Oil Prices Say “All Good.” Reality Says Otherwise.

Bloomberg and Mint contributed to this report.
The oil market hates empty space. Right now, it’s staring into a massive one.
About 15 million barrels a day – roughly 15% of global demand – are effectively stuck behind the closure of the Strait of Hormuz. That missing flow hasn’t vanished; it’s been patched over by draining stockpiles. So far, around 500 million barrels have been pulled out of storage, according to Goldman Sachs. Keep going at this pace and the world could chew through a billion barrels by early summer – possibly as soon as Memorial Day.

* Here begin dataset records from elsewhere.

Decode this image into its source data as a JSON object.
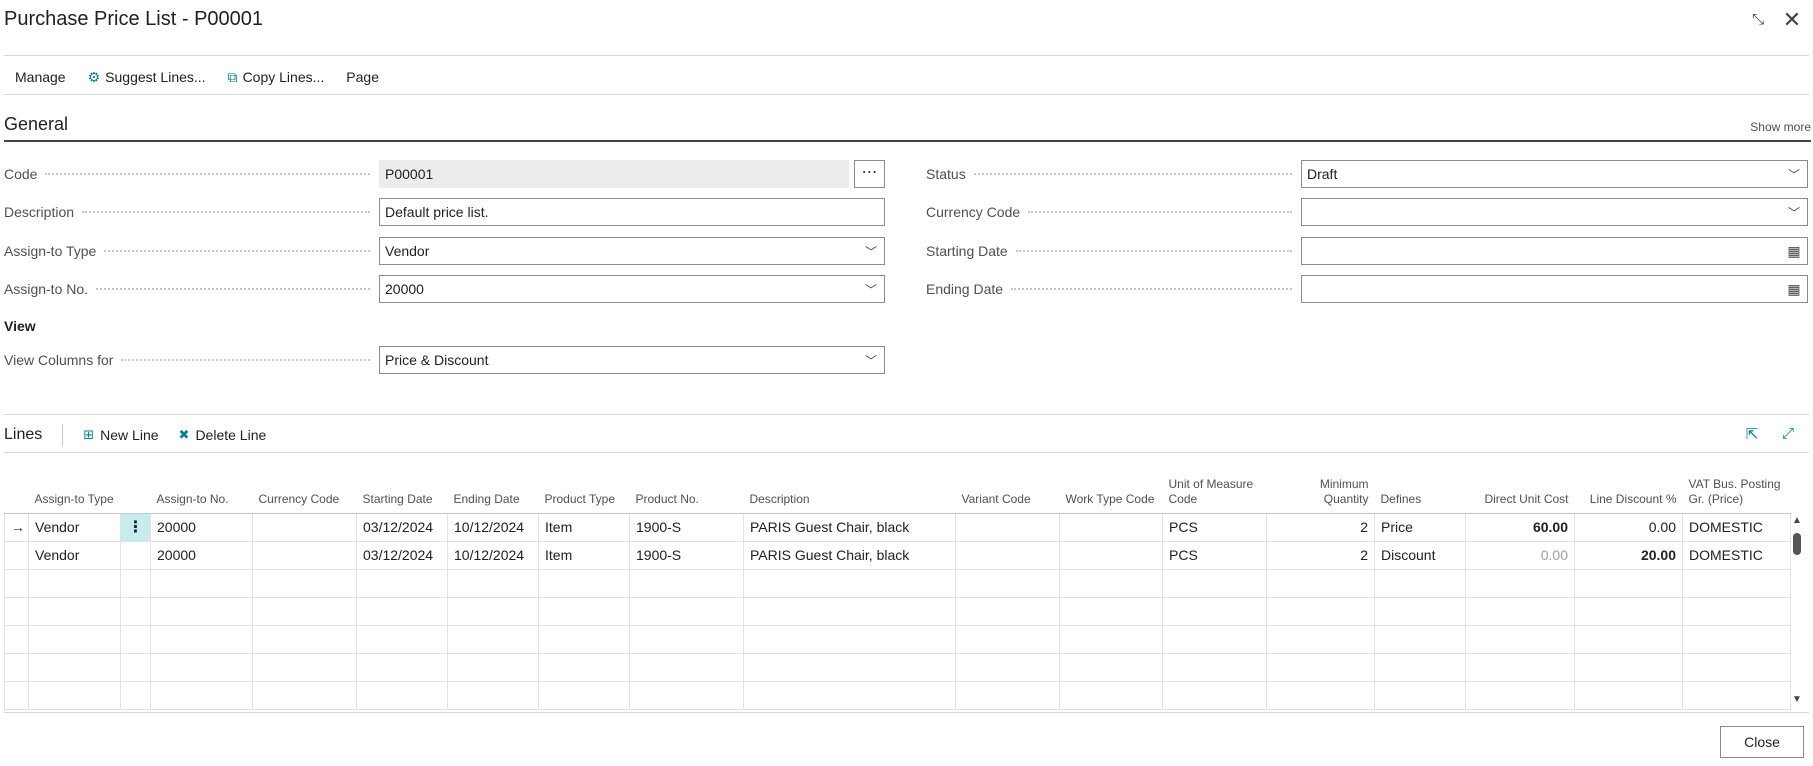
{
  "window": {
    "title": "Purchase Price List - P00001",
    "collapse_icon": "collapse-icon",
    "close_icon": "close-icon"
  },
  "actions": {
    "manage": "Manage",
    "suggest_lines": "Suggest Lines...",
    "copy_lines": "Copy Lines...",
    "page": "Page"
  },
  "general": {
    "title": "General",
    "show_more": "Show more",
    "code_label": "Code",
    "code_value": "P00001",
    "description_label": "Description",
    "description_value": "Default price list.",
    "assign_type_label": "Assign-to Type",
    "assign_type_value": "Vendor",
    "assign_no_label": "Assign-to No.",
    "assign_no_value": "20000",
    "status_label": "Status",
    "status_value": "Draft",
    "currency_label": "Currency Code",
    "currency_value": "",
    "starting_date_label": "Starting Date",
    "starting_date_value": "",
    "ending_date_label": "Ending Date",
    "ending_date_value": "",
    "view_title": "View",
    "view_columns_label": "View Columns for",
    "view_columns_value": "Price & Discount"
  },
  "lines": {
    "title": "Lines",
    "new_line": "New Line",
    "delete_line": "Delete Line",
    "columns": {
      "assign_type": "Assign-to Type",
      "assign_no": "Assign-to No.",
      "currency": "Currency Code",
      "starting_date": "Starting Date",
      "ending_date": "Ending Date",
      "product_type": "Product Type",
      "product_no": "Product No.",
      "description": "Description",
      "variant": "Variant Code",
      "work_type": "Work Type Code",
      "uom": "Unit of Measure Code",
      "min_qty": "Minimum Quantity",
      "defines": "Defines",
      "direct_unit_cost": "Direct Unit Cost",
      "line_discount": "Line Discount %",
      "vat": "VAT Bus. Posting Gr. (Price)"
    },
    "rows": [
      {
        "assign_type": "Vendor",
        "assign_no": "20000",
        "currency": "",
        "starting_date": "03/12/2024",
        "ending_date": "10/12/2024",
        "product_type": "Item",
        "product_no": "1900-S",
        "description": "PARIS Guest Chair, black",
        "variant": "",
        "work_type": "",
        "uom": "PCS",
        "min_qty": "2",
        "defines": "Price",
        "direct_unit_cost": "60.00",
        "line_discount": "0.00",
        "vat": "DOMESTIC"
      },
      {
        "assign_type": "Vendor",
        "assign_no": "20000",
        "currency": "",
        "starting_date": "03/12/2024",
        "ending_date": "10/12/2024",
        "product_type": "Item",
        "product_no": "1900-S",
        "description": "PARIS Guest Chair, black",
        "variant": "",
        "work_type": "",
        "uom": "PCS",
        "min_qty": "2",
        "defines": "Discount",
        "direct_unit_cost": "0.00",
        "line_discount": "20.00",
        "vat": "DOMESTIC"
      }
    ]
  },
  "footer": {
    "close": "Close"
  },
  "colors": {
    "accent": "#00838f",
    "selected_cell": "#c7ecef"
  }
}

Bob McNally of Rapidan Energy Group put it bluntly at a recent energy conference: those lost barrels create a vacuum. Even if the strait reopens tomorrow, that gap doesn’t just disappear. It ripples through the system for months.
Here’s where things get strange. Brent crude is back above $100, yet the broader market reaction feels oddly calm. The further out you look on the futures curve, the less worried traders seem. Prices for 2027 have risen just 17%, while near-term contracts have jumped more than twice that. For oil producers deciding whether to drill, those longer-term prices matter most – and right now, they’re sending a muted signal. Diamondback Energy’s CEO Kaes Van’t Hof didn’t sugarcoat it: the back end of the curve “is lying.”

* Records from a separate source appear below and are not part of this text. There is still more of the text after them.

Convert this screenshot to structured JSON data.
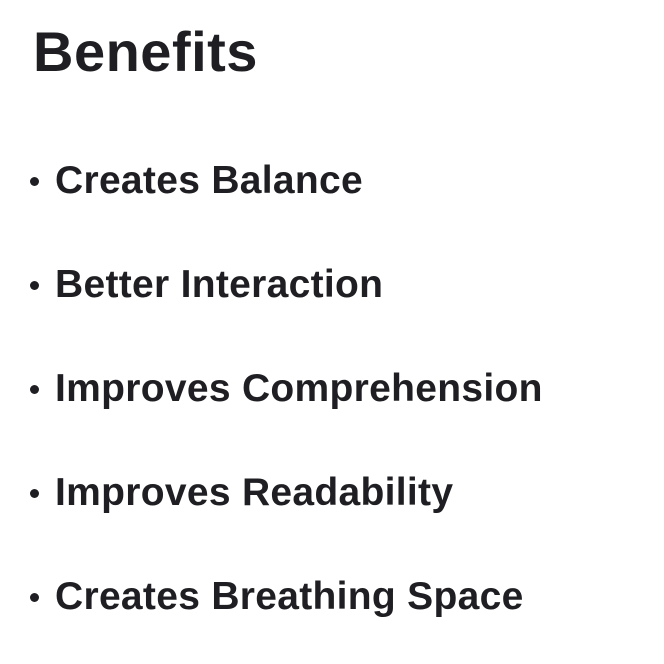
{
  "title": "Benefits",
  "colors": {
    "text": "#1f1f23",
    "background": "#ffffff"
  },
  "benefits": [
    {
      "label": "Creates Balance"
    },
    {
      "label": "Better Interaction"
    },
    {
      "label": "Improves Comprehension"
    },
    {
      "label": "Improves Readability"
    },
    {
      "label": "Creates Breathing Space"
    }
  ]
}
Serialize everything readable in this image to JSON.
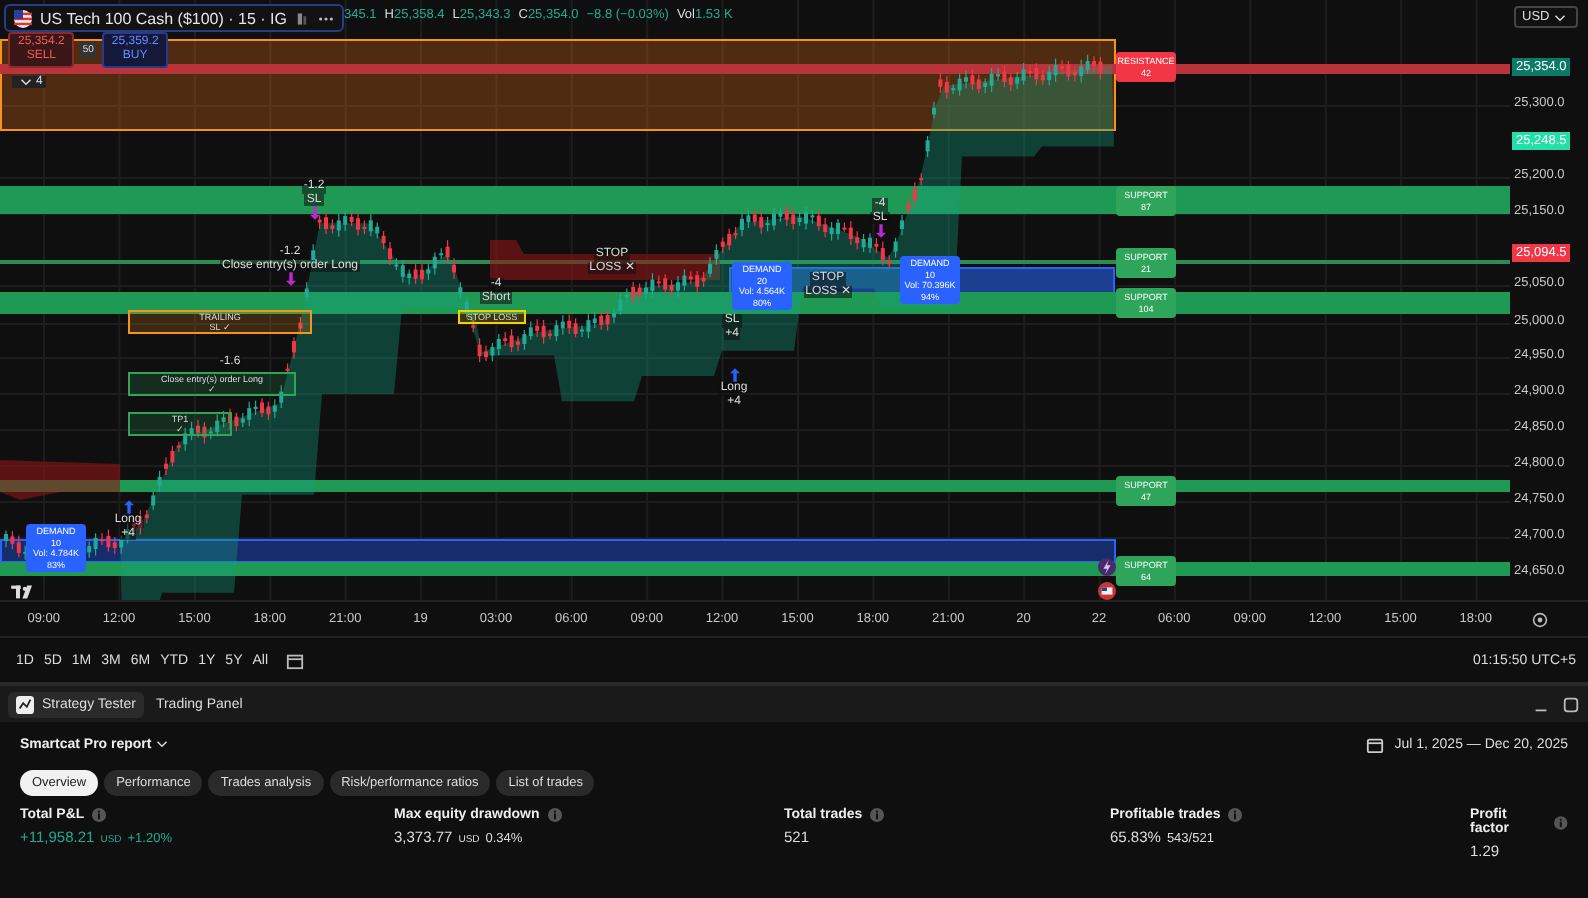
{
  "symbol": {
    "name": "US Tech 100 Cash ($100) · 15 · IG",
    "ohlc": [
      {
        "value": "345.1"
      },
      {
        "prefix": "H",
        "value": "25,358.4"
      },
      {
        "prefix": "L",
        "value": "25,343.3"
      },
      {
        "prefix": "C",
        "value": "25,354.0"
      },
      {
        "value": "−8.8 (−0.03%)"
      },
      {
        "prefix": "Vol",
        "value": "1.53 K"
      }
    ]
  },
  "order": {
    "sell_price": "25,354.2",
    "sell_label": "SELL",
    "spread": "50",
    "buy_price": "25,359.2",
    "buy_label": "BUY"
  },
  "indicators_count": "4",
  "currency": "USD",
  "price_axis": [
    "25,300.0",
    "25,200.0",
    "25,150.0",
    "25,050.0",
    "25,000.0",
    "24,950.0",
    "24,900.0",
    "24,850.0",
    "24,800.0",
    "24,750.0",
    "24,700.0",
    "24,650.0"
  ],
  "price_badges": [
    {
      "value": "25,354.0",
      "color": "#0b7a68"
    },
    {
      "value": "25,248.5",
      "color": "#22e0a8"
    },
    {
      "value": "25,094.5",
      "color": "#f23645"
    }
  ],
  "zone_labels": [
    {
      "title": "RESISTANCE",
      "count": "42",
      "color": "#f23645"
    },
    {
      "title": "SUPPORT",
      "count": "87",
      "color": "#2ea55a"
    },
    {
      "title": "SUPPORT",
      "count": "21",
      "color": "#2ea55a"
    },
    {
      "title": "SUPPORT",
      "count": "104",
      "color": "#2ea55a"
    },
    {
      "title": "SUPPORT",
      "count": "47",
      "color": "#2ea55a"
    },
    {
      "title": "SUPPORT",
      "count": "64",
      "color": "#2ea55a"
    }
  ],
  "demand_labels": [
    {
      "title": "DEMAND",
      "count": "10",
      "volume": "Vol: 4.784K",
      "share": "83%"
    },
    {
      "title": "DEMAND",
      "count": "20",
      "volume": "Vol: 4.564K",
      "share": "80%"
    },
    {
      "title": "DEMAND",
      "count": "10",
      "volume": "Vol: 70.396K",
      "share": "94%"
    }
  ],
  "trade_labels": [
    {
      "kind": "exit",
      "lines": [
        "-1.2",
        "SL"
      ]
    },
    {
      "kind": "exit",
      "lines": [
        "-1.2",
        "Close entry(s) order Long"
      ]
    },
    {
      "kind": "tag",
      "color": "#f7931a",
      "lines": [
        "TRAILING",
        "SL ✓"
      ]
    },
    {
      "kind": "plain",
      "lines": [
        "-1.6"
      ]
    },
    {
      "kind": "tag",
      "color": "#2ea55a",
      "lines": [
        "Close entry(s) order Long",
        "✓"
      ]
    },
    {
      "kind": "tag",
      "color": "#2ea55a",
      "lines": [
        "TP1",
        "✓"
      ]
    },
    {
      "kind": "entry",
      "lines": [
        "Long",
        "+4"
      ]
    },
    {
      "kind": "plain",
      "lines": [
        "-4",
        "Short"
      ]
    },
    {
      "kind": "plain",
      "lines": [
        "STOP",
        "LOSS ✕"
      ]
    },
    {
      "kind": "tag",
      "color": "#f5d000",
      "lines": [
        "STOP LOSS"
      ]
    },
    {
      "kind": "plain",
      "lines": [
        "SL",
        "+4"
      ]
    },
    {
      "kind": "entry",
      "lines": [
        "Long",
        "+4"
      ]
    },
    {
      "kind": "exit",
      "lines": [
        "-4",
        "SL"
      ]
    },
    {
      "kind": "plain",
      "lines": [
        "STOP",
        "LOSS ✕"
      ]
    }
  ],
  "time_axis": [
    "09:00",
    "12:00",
    "15:00",
    "18:00",
    "21:00",
    "19",
    "03:00",
    "06:00",
    "09:00",
    "12:00",
    "15:00",
    "18:00",
    "21:00",
    "20",
    "22",
    "06:00",
    "09:00",
    "12:00",
    "15:00",
    "18:00"
  ],
  "ranges": [
    "1D",
    "5D",
    "1M",
    "3M",
    "6M",
    "YTD",
    "1Y",
    "5Y",
    "All"
  ],
  "clock": "01:15:50 UTC+5",
  "panel_tabs": [
    {
      "label": "Strategy Tester",
      "selected": true
    },
    {
      "label": "Trading Panel",
      "selected": false
    }
  ],
  "report": {
    "title": "Smartcat Pro report",
    "date_range": "Jul 1, 2025 — Dec 20, 2025",
    "pills": [
      {
        "label": "Overview",
        "selected": true
      },
      {
        "label": "Performance",
        "selected": false
      },
      {
        "label": "Trades analysis",
        "selected": false
      },
      {
        "label": "Risk/performance ratios",
        "selected": false
      },
      {
        "label": "List of trades",
        "selected": false
      }
    ],
    "metrics": [
      {
        "label": "Total P&L",
        "value": "+11,958.21",
        "unit": "USD",
        "extra": "+1.20%",
        "positive": true
      },
      {
        "label": "Max equity drawdown",
        "value": "3,373.77",
        "unit": "USD",
        "extra": "0.34%",
        "positive": false
      },
      {
        "label": "Total trades",
        "value": "521",
        "positive": false
      },
      {
        "label": "Profitable trades",
        "value": "65.83%",
        "extra": "543/521",
        "positive": false
      },
      {
        "label": "Profit factor",
        "value": "1.29",
        "positive": false
      }
    ]
  }
}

This is the biggest supply shock since the Suez Crisis in 1956 – another moment when early optimism about the Middle East proved wildly misplaced. The 500 million barrels already drained equal about 6% of global inventories. That’s not a routine fluctuation; it’s the kind of drop that, in OECD data going back decades, would rank as one of the sharpest ever. By June, the drawdown could hit double digits.
When inventories fall this fast, it usually screams tight supply. Prices should surge accordingly. Instead, after spiking in early April, futures pulled back – even as tanks kept emptying and the strait remained effectively shut.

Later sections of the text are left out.